Ces actions individuelles ont-elles vraiment un sens, alors que les trois quarts des forêts suisses sont publiques? Sans aucun doute, répond Lukas Friedli, ingénieur forestier dans le deuxième arrondissement fribourgeois. Le canton encourage même la démarche.

«Quand on est dehors avec des propriétaires privés, on leur dit: ‘Ici, il y a un arbre intéressant biologiquement. Peut-être que vous voulez le laisser parce que le bois n’a plus grande valeur, mais il y a plein de microhabitats’», explique-t-il. Une biodiversité forestière particulièrement bénéfique pour les petites espèces dont on ignore souvent l’existence et qui bénéficient de ces mises en réserve.

Des initiatives citoyennes au-delà des frontières

En France voisine, des groupements forestiers citoyens se sont constitués avec la même démarche. À quelques minutes de la frontière suisse, des Jurassiens se sont réunis pour acheter et exploiter des forêts de manière durable. Via un système de parts sociales, chacun en est copropriétaire. Leur première acquisition est une parcelle de 6 hectares.

«Je crois qu’il ne faut pas tout attendre de l’État. Nous, les citoyens, on peut agir, on a un rôle à jouer», témoigne Christine Combe, co-présidente de Forêts Naturelles du Jura.

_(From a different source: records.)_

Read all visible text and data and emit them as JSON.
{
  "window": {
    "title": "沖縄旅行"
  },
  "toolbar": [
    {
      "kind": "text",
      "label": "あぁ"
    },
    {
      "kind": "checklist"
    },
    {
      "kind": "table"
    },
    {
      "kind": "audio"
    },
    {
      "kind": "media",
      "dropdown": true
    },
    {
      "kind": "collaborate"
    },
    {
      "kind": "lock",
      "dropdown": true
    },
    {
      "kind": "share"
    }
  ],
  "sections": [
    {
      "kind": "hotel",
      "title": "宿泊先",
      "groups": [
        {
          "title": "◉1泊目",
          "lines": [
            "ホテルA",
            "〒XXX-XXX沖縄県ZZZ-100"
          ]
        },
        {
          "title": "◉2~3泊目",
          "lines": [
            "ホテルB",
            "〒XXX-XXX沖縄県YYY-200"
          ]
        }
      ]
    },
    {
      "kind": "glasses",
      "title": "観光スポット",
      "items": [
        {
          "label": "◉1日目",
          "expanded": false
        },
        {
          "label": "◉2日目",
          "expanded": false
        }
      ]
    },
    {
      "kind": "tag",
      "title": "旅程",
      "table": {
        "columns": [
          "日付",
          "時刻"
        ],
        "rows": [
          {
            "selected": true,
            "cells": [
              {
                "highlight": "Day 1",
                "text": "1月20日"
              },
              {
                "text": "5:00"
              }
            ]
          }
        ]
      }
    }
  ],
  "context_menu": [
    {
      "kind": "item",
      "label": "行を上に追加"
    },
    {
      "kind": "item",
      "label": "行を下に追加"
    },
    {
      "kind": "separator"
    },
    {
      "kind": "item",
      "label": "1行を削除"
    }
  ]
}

Le groupement compte aujourd’hui 17 membres et espère en recruter de nouveaux pour permettre de nouvelles acquisitions. Parmi eux, Dominique a été séduit par le modèle: «J’ai investi, mais ce n’est pas capitalistique. C’est un travail participatif». Elisabeth a elle aussi eu un coup de foudre pour cette forêt. «Ce qui me réjouit, c’est de me dire qu’elle est dans un groupement et que son avenir est pérenne.»

Les réserves forestières, développées surtout en montagne, restent rares sur le Plateau suisse. Leur développement passera peut-être par de telles initiatives citoyennes.